Nope no blog no time


----------



## DeathTouch (Sep 6, 2005)

Yes, I do. It is www.blogcrypt.com/deathtouch


----------



## ScareFX (Aug 18, 2004)

Mine is Halloween only at 
www.blogcrypt.com/ScareFX/


----------



## WNYHaunts (Jul 3, 2006)

www.wnyhaunters.com is my blog


----------



## SweeneyFamilyHorror (Aug 14, 2006)

Yes. It's what we use as our Web site. It's blogger. It's free. It's not buggy. You can easily upload pictures.


----------



## Fright Yard (Jul 12, 2006)

hmm im at sinisterspace.com under frightyard, a pretty cool place like my space for haunters!


----------



## Big Howlin (Jul 15, 2006)

is that live spaces like mymsnspace? or better?


----------



## otherworldly (Jul 25, 2006)

yup cheetahclub67, it's msn with a new name.
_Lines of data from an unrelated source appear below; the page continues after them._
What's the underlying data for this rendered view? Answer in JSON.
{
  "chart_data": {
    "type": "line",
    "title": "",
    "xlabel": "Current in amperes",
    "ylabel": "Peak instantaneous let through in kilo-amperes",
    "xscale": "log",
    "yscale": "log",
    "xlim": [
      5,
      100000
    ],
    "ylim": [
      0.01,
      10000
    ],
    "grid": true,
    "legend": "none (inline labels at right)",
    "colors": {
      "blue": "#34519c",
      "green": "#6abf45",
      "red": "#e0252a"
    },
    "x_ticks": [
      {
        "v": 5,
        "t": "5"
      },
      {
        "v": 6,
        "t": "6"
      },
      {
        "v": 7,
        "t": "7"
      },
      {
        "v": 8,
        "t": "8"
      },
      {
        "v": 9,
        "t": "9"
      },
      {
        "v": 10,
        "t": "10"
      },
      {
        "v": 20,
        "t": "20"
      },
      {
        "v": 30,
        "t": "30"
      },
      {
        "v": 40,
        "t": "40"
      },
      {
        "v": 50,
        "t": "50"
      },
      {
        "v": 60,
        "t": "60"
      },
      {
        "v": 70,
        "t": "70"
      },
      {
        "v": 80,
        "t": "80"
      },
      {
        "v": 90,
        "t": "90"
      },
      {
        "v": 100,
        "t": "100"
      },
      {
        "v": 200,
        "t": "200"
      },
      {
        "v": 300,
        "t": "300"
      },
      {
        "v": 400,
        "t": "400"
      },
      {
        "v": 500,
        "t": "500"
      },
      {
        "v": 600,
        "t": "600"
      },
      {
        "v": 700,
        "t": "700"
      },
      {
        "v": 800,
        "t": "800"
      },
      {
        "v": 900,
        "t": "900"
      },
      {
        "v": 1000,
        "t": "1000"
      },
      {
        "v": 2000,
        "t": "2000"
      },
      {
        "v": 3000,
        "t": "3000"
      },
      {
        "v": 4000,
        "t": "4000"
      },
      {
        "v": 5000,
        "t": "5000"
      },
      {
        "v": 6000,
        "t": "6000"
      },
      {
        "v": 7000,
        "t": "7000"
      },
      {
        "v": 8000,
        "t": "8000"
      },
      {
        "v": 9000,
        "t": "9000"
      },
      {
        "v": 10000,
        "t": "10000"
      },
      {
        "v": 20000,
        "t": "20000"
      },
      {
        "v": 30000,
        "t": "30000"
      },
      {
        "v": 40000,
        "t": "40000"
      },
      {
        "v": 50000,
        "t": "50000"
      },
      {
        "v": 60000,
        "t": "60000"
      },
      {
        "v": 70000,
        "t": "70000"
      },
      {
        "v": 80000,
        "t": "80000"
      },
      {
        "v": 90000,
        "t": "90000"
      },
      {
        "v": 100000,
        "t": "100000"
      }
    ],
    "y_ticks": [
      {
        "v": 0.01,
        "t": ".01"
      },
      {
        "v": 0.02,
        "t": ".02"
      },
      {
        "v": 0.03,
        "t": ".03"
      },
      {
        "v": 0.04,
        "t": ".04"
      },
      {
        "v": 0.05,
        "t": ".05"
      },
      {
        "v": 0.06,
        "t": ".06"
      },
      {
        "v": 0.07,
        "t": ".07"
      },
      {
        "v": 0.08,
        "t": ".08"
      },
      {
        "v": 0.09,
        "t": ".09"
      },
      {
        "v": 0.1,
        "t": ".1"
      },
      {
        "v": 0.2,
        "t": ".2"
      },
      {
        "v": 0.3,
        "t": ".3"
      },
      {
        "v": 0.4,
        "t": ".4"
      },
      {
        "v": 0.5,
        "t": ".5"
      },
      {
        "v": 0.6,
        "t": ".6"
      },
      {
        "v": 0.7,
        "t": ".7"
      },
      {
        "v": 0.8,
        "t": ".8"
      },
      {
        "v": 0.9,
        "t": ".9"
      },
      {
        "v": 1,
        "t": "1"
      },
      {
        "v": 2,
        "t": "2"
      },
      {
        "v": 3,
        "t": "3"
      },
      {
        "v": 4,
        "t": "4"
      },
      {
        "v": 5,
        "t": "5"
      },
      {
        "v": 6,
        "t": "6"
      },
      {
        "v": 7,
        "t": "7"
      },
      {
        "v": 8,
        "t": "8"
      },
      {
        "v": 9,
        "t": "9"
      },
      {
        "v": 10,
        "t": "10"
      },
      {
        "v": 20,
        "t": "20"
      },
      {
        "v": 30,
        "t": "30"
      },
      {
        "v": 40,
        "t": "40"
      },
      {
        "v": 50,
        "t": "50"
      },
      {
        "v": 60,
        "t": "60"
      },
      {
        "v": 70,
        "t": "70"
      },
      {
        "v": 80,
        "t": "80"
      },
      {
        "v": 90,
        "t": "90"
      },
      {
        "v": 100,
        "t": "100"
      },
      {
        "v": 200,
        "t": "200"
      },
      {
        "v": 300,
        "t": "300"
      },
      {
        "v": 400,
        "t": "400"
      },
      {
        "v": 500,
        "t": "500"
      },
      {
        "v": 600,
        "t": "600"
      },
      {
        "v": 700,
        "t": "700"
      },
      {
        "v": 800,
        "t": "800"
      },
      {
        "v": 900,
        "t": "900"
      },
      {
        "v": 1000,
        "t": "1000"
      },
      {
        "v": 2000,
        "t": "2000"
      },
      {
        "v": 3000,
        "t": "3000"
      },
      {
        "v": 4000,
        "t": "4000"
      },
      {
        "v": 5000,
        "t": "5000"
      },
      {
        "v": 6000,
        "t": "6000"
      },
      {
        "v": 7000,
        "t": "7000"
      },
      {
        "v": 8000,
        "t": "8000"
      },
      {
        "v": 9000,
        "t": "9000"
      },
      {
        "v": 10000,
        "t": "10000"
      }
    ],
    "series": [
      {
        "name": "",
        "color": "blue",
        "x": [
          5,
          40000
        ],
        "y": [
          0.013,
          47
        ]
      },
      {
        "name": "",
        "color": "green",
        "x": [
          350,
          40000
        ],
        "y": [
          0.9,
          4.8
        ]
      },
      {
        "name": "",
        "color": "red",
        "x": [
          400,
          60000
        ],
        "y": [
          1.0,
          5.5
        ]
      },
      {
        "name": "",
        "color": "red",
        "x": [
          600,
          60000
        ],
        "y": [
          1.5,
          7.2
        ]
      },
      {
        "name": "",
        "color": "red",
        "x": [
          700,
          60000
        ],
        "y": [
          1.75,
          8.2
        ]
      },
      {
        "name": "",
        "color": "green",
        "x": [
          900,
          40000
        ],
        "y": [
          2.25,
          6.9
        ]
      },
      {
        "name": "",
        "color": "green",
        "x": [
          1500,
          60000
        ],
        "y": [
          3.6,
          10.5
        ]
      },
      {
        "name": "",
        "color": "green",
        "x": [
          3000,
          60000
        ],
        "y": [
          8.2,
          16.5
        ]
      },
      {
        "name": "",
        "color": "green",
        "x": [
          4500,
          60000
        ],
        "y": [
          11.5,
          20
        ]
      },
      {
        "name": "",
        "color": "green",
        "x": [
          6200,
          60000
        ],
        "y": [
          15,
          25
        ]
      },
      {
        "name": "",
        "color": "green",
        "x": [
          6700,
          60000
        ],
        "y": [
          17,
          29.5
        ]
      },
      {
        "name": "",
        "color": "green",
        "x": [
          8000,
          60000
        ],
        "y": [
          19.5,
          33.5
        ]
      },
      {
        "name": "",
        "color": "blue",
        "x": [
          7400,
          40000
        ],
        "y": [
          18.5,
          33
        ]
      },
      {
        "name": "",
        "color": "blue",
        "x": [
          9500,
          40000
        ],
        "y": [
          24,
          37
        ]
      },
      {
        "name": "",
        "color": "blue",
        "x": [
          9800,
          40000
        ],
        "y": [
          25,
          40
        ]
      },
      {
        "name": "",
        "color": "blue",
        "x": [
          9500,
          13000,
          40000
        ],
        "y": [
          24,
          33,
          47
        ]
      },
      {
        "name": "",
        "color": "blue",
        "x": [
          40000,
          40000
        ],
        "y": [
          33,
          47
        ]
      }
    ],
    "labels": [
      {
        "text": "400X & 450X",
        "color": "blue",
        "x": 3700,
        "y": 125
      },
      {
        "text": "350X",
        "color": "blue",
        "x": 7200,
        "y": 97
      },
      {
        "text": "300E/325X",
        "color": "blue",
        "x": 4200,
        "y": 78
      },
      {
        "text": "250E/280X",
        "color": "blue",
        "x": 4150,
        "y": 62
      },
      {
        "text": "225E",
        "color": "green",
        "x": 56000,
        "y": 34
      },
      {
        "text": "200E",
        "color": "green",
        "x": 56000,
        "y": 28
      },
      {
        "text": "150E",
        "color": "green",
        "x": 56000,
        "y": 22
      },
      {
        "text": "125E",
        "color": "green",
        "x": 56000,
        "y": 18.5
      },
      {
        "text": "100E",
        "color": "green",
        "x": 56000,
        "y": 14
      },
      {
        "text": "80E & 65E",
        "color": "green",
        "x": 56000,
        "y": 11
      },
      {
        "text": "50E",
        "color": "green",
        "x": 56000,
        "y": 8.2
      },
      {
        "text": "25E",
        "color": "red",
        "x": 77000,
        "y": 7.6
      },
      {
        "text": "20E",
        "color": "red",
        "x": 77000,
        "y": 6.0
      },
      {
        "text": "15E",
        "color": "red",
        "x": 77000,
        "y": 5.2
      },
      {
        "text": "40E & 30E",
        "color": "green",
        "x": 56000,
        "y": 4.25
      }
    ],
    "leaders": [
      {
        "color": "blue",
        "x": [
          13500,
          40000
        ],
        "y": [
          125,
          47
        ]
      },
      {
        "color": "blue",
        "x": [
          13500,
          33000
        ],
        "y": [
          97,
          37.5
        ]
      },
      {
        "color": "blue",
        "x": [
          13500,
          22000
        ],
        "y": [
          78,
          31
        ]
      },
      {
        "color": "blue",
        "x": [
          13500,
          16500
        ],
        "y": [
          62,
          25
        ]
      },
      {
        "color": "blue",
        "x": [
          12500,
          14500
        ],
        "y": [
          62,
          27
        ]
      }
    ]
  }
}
I do like all the custom lists I can make...I need to check out sinisterspace now though!


----------



## Forbidden Crypts (Sep 5, 2004)

Here's one of my favorite halloween blogs to visit:

http://scarstuff.blogspot.com

It's mainly a music sharing blog.


----------



## otherworldly (Jul 25, 2006)

forbidden crypts - halloween and vinyl combined! Now you're talking!


----------



## Big Howlin (Jul 15, 2006)

Mine!


----------



## Big Howlin (Jul 15, 2006)

*Oh, I just started a new one and its more halloween related. Feel free to go and comment, dont get many lol
Bookmark, link whatever. Check out my radio link too, its either Alice Cooper or Halloween music 24/7
Lemme know what u think!*
http://cheetahclub67.blogspot.com/


----------



## Lilly (Jun 13, 2006)

cheetah you don't have haunt forum in your list ..
your kid is a cutie


----------



## Ms. Wicked (Nov 14, 2006)

Nope no blog.

I'm not on any of those spaces. I suppose forums have always been adequate for me.


----------



## Big Howlin (Jul 15, 2006)

Lilly said:


> cheetah you don't have haunt forum in your list ..
> your kid is a cutie


Yeah I just thought about that last night, but then I was wondering, do I want to keep this as my personal site. You know, like how somethings are just for you.


----------



## IshWitch (May 31, 2006)

I'm on Sinisterspace as IshWitch and Hauntspace as Valkyrie. I don't have a blog and generally barely have time to check the spaces. It makes me feel bad, but I hang out on 3 forums and that takes up most of my time when I'm not on my travel agency site.

So much internet, so little time!
LOL


----------